Foreign investors’ holdings of Spanish government bonds and bills increased by a record of almost 21 billion euros in November to 273.172 billion, the biggest figure in absolute terms since 2011, according to the latest Treasury figures.
As a result of increased investor confidence, in relative terms foreigners’ holdings of sovereign debt increased by three percentage points to over 40 percent, a level last seen in the middle of 2012.
The main driving force behind this development is the liquidity provided to lenders by the main central banks and the search for higher-yielding debt instruments, which has particularly favored euro-zone peripheral countries such as Spain.
Foreigners’ renewed appetite for Spanish sovereign debt pushed the average yield paid by the Treasury last year down to 2.45 percent, half a percentage point below the levels of 2012, and the second-lowest level after the 2.15 percent paid in 2009.
However, the impact of this in savings for the government in terms of interest payments was offset by the absolute increase in outstanding public debt to close to one trillion euros.
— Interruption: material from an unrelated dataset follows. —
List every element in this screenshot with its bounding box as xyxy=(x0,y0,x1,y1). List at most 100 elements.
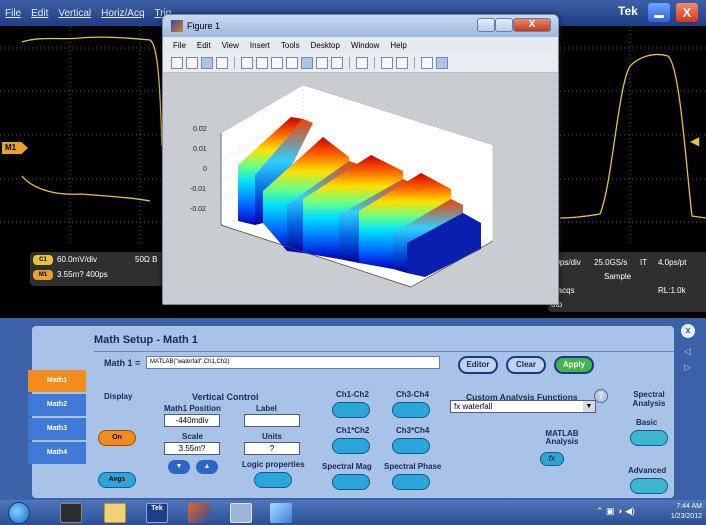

The average yield on all outstanding debt fell to 3.73 percent from 3.90 percent a year earlier.
Despite the increase in confidence, foreign holdings of Spanish sovereign debt remain well below the record 54.8 percent of the total registered in 2010. In that year, Spanish banks held only 12 percent of total outstanding bonds and bills, but that figure had increased to 33.8 percent in the first half of 2008, the highest level since 1995.